I regret now that innocence. A child who sat at the side of his father every Ninth Day of the Month of Av, listening to Dad as he lamented the destruction of the Temple and the sack of Jerusalem in the year 70 CE, knew nothing of Europe only a few years earlier. We sat on the thin, scratchy carpet of our dining room floor, the house lights turned off, a single candle our only light as Dad chanted the Book of Lamentations in its distinctive moaning and sighing melody. Dad translated and together we bewailed the ‘breach of my people’ at the hands of Rome. Sixty-plus years later I can feel that carpet itching my thighs. But the Third Reich never touched me.
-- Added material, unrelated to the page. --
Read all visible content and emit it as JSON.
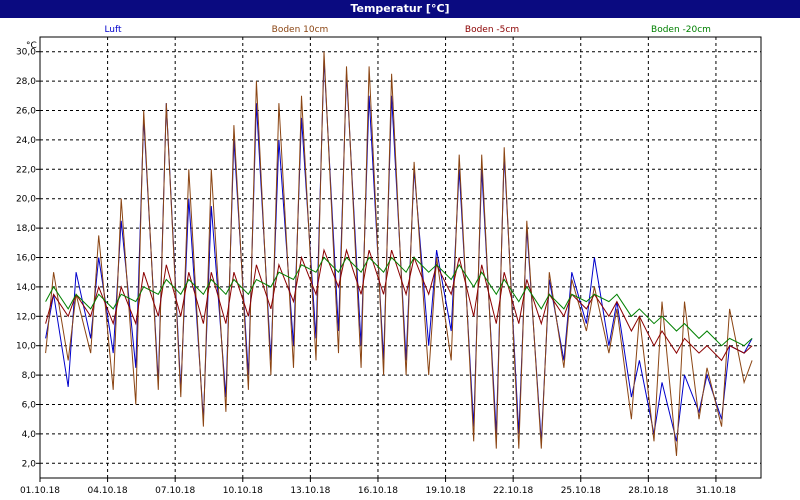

Why was Mum silent? Assuredly she cared for ‘Sophie’ and ‘Josephine’ – names that lurk just beyond memory’s outer fringe, names that might even be true. Assuredly Mum knew. But she said nothing. No stranger to closer loss, Mum could and would speak of her beloved parents, tenderly but with a composure that unnerved this small child. Strangely disconnected from grief, Mum thrived as an orphan, much, much later as a widow, and even managed to live on in joy after losing her one lifelong companion, her sister Doreen; and after Doreen Mum lost her firstborn son. From her early years Mum knew loss but managed to keep sorrow a stranger.

At what cost, I wonder. I read Modiano and I understand the Nobel judges’ remark about ‘his art of memory.’ My mother practised her own arts of memory. Did she survive a life that was punctuated by loss by excision of sorrow? Perhaps what started as a young girl’s strategy led to atrophy and involution of the organs of sorrow. In that case my own memories of Mum’s account of Europe might be actually complete: do I in fact recall the entirety of the particles that Mum allowed herself?

I bless Mum for her faculty of joy. And now she is gone I must investigate my own faculty for grief. I want to find my cousins.